But most people are not like us. They're not interested in wires, and many have grown up in a very connected world where there aren't any wires.
Smart home sensors are already a pretty niche market. People who want smart home devices that use ethernet are a small subset of that niche. By the time we drill down to smarthome stuff that is powered with ethernet, we've lost almost everyone's attention.
...
That said, I've made dumber things than this work. A facility I've done work at has a physical access control system that is "wireless". It's not really wireless, of course; it's got a fuckton of wire, but the comms are at least wireless.

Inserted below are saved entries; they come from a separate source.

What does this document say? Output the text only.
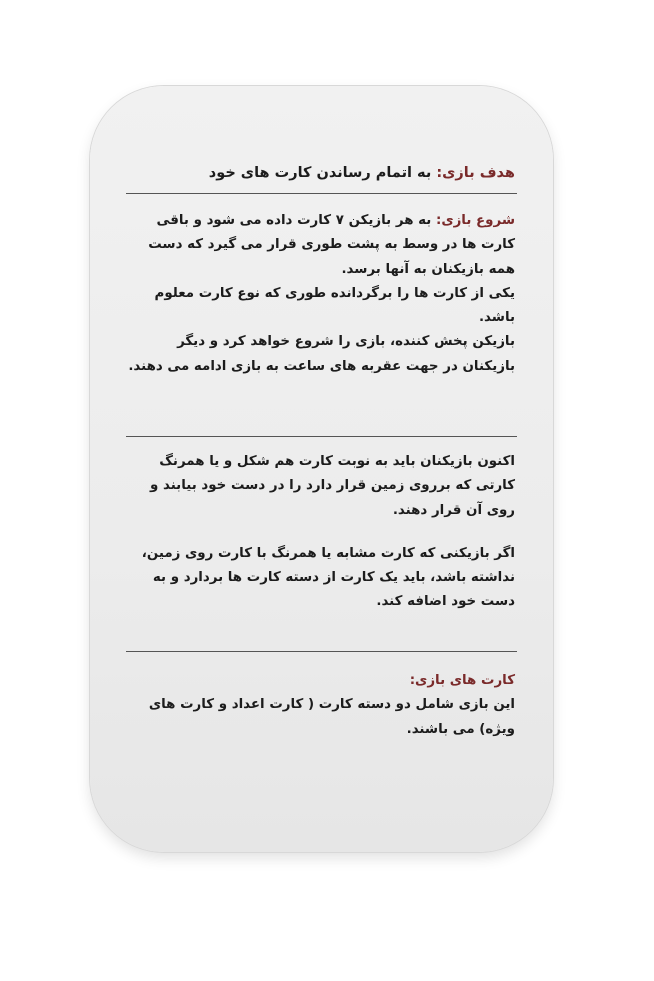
هدف بازی: به اتمام رساندن کارت های خود

شروع بازی: به هر بازیکن ۷ کارت داده می شود و باقی کارت ها در وسط به پشت طوری قرار می گیرد که دست همه بازیکنان به آنها برسد.

یکی از کارت ها را برگردانده طوری که نوع کارت معلوم باشد.

بازیکن پخش کننده، بازی را شروع خواهد کرد و دیگر بازیکنان در جهت عقربه های ساعت به بازی ادامه می دهند.

اکنون بازیکنان باید به نوبت کارت هم شکل و یا همرنگ کارتی که برروی زمین قرار دارد را در دست خود بیابند و روی آن قرار دهند.

اگر بازیکنی که کارت مشابه یا همرنگ با کارت روی زمین، نداشته باشد، باید یک کارت از دسته کارت ها بردارد و به دست خود اضافه کند.

کارت های بازی:

این بازی شامل دو دسته کارت ( کارت اعداد و کارت های ویژه) می باشند.
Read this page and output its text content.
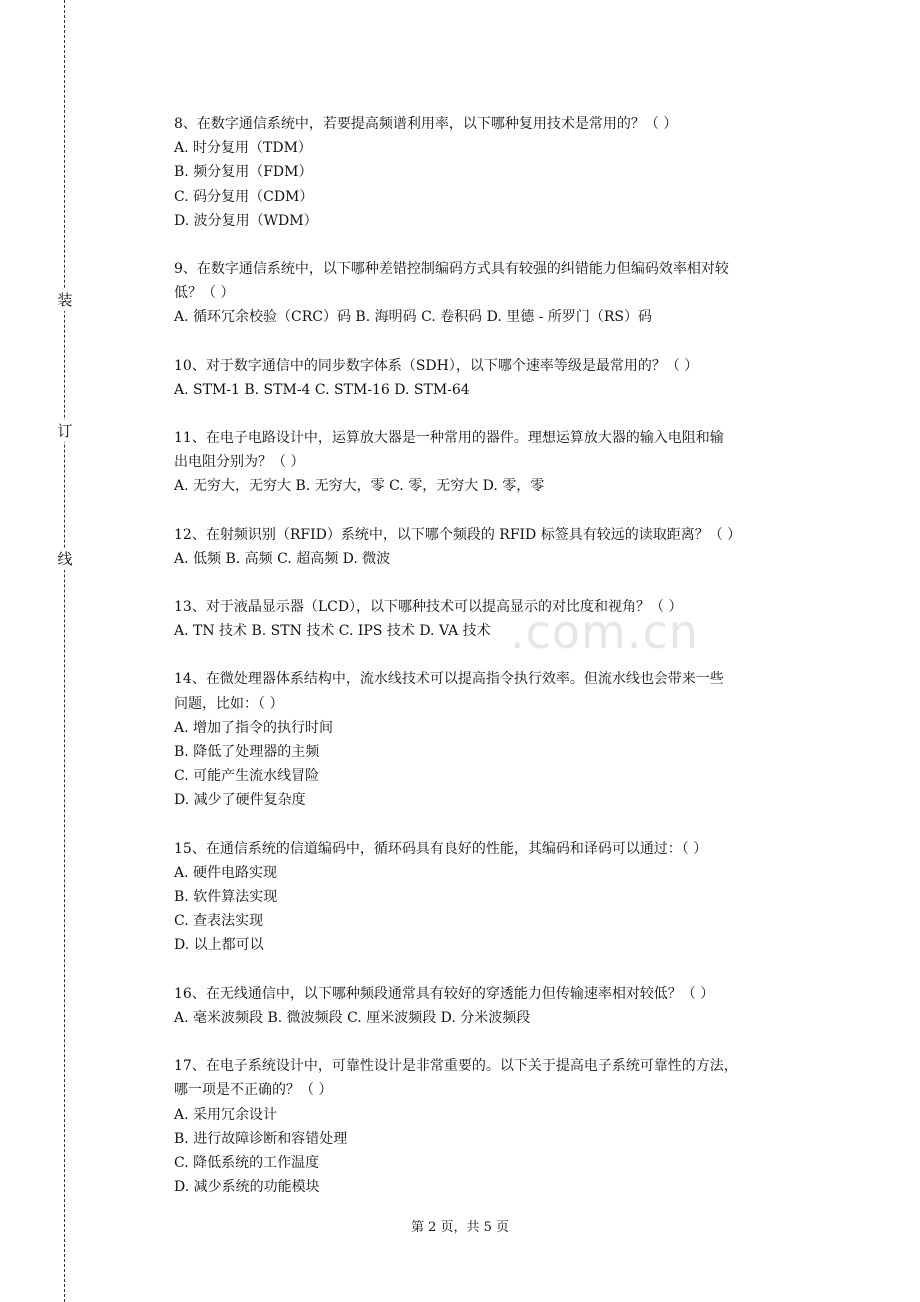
装
订
线
.com.cn

8、在数字通信系统中，若要提高频谱利用率，以下哪种复用技术是常用的？（ ）

A. 时分复用（TDM）

B. 频分复用（FDM）

C. 码分复用（CDM）

D. 波分复用（WDM）

9、在数字通信系统中，以下哪种差错控制编码方式具有较强的纠错能力但编码效率相对较

低？（ ）

A. 循环冗余校验（CRC）码 B. 海明码 C. 卷积码 D. 里德 - 所罗门（RS）码

10、对于数字通信中的同步数字体系（SDH），以下哪个速率等级是最常用的？（ ）

A. STM-1 B. STM-4 C. STM-16 D. STM-64

11、在电子电路设计中，运算放大器是一种常用的器件。理想运算放大器的输入电阻和输

出电阻分别为？（ ）

A. 无穷大，无穷大 B. 无穷大，零 C. 零，无穷大 D. 零，零

12、在射频识别（RFID）系统中，以下哪个频段的 RFID 标签具有较远的读取距离？（ ）

A. 低频 B. 高频 C. 超高频 D. 微波

13、对于液晶显示器（LCD），以下哪种技术可以提高显示的对比度和视角？（ ）

A. TN 技术 B. STN 技术 C. IPS 技术 D. VA 技术

14、在微处理器体系结构中，流水线技术可以提高指令执行效率。但流水线也会带来一些

问题，比如：（ ）

A. 增加了指令的执行时间

B. 降低了处理器的主频

C. 可能产生流水线冒险

D. 减少了硬件复杂度

15、在通信系统的信道编码中，循环码具有良好的性能，其编码和译码可以通过：（ ）

A. 硬件电路实现

B. 软件算法实现

C. 查表法实现

D. 以上都可以

16、在无线通信中，以下哪种频段通常具有较好的穿透能力但传输速率相对较低？（ ）

A. 毫米波频段 B. 微波频段 C. 厘米波频段 D. 分米波频段

17、在电子系统设计中，可靠性设计是非常重要的。以下关于提高电子系统可靠性的方法，

哪一项是不正确的？（ ）

A. 采用冗余设计

B. 进行故障诊断和容错处理

C. 降低系统的工作温度

D. 减少系统的功能模块

第 2 页，共 5 页
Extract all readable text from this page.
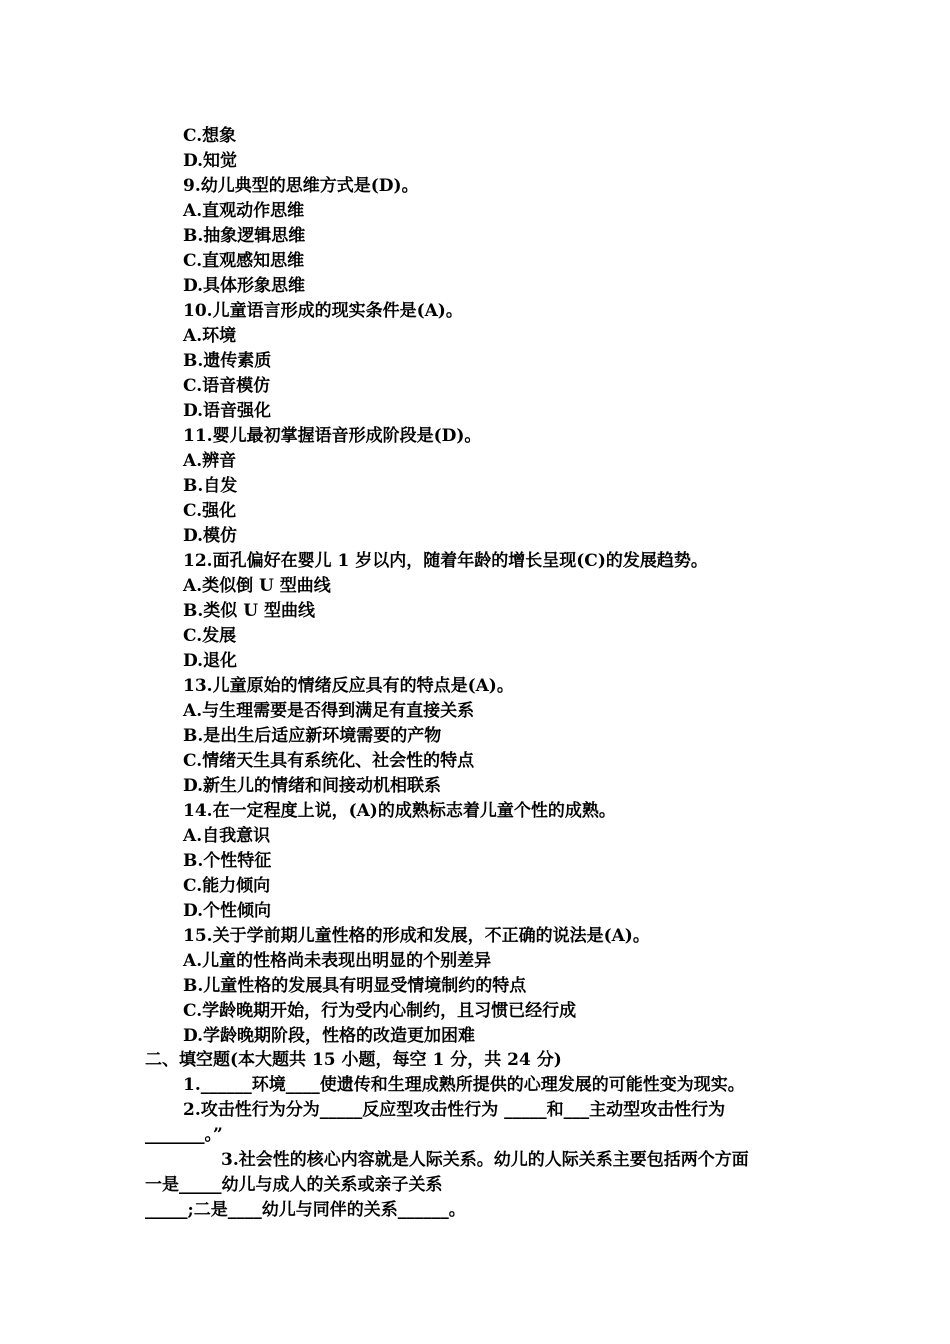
C.想象
D.知觉
9.幼儿典型的思维方式是(D)。
A.直观动作思维
B.抽象逻辑思维
C.直观感知思维
D.具体形象思维
10.儿童语言形成的现实条件是(A)。
A.环境
B.遗传素质
C.语音模仿
D.语音强化
11.婴儿最初掌握语音形成阶段是(D)。
A.辨音
B.自发
C.强化
D.模仿
12.面孔偏好在婴儿 1 岁以内，随着年龄的增长呈现(C)的发展趋势。
A.类似倒 U 型曲线
B.类似 U 型曲线
C.发展
D.退化
13.儿童原始的情绪反应具有的特点是(A)。
A.与生理需要是否得到满足有直接关系
B.是出生后适应新环境需要的产物
C.情绪天生具有系统化、社会性的特点
D.新生儿的情绪和间接动机相联系
14.在一定程度上说，(A)的成熟标志着儿童个性的成熟。
A.自我意识
B.个性特征
C.能力倾向
D.个性倾向
15.关于学前期儿童性格的形成和发展，不正确的说法是(A)。
A.儿童的性格尚未表现出明显的个别差异
B.儿童性格的发展具有明显受情境制约的特点
C.学龄晚期开始，行为受内心制约，且习惯已经行成
D.学龄晚期阶段，性格的改造更加困难
二、填空题(本大题共 15 小题，每空 1 分，共 24 分)
1.______环境____使遗传和生理成熟所提供的心理发展的可能性变为现实。
2.攻击性行为分为_____反应型攻击性行为 _____和___主动型攻击性行为
_______。”
3.社会性的核心内容就是人际关系。幼儿的人际关系主要包括两个方面
一是_____幼儿与成人的关系或亲子关系
_____;二是____幼儿与同伴的关系______。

They wanted a pushbutton on their dispatch console's touch screen that could unlock the front door. Easy-enough, right? The console provides contact closures on the back end.
But the "wireless" access control system's only useful interface for this was a stupid key fob, like for a car. It uses a CR2032 battery. It was, again, stupid. I hated it, but I used it anyway.
I powered it with 12VDC that was stepped down with a fixed 3-volt linear regulator. I used some rather nice Japanese-made small-signal relays to "push" the buttons on the fob. Those little relays were, in-turn, controlled by the operation of the dispatch console's relays (which were located a couple of hundred hundred cable-feet away).
It took a couple of hours to put it together. They paid the bill. It's been working fine for years.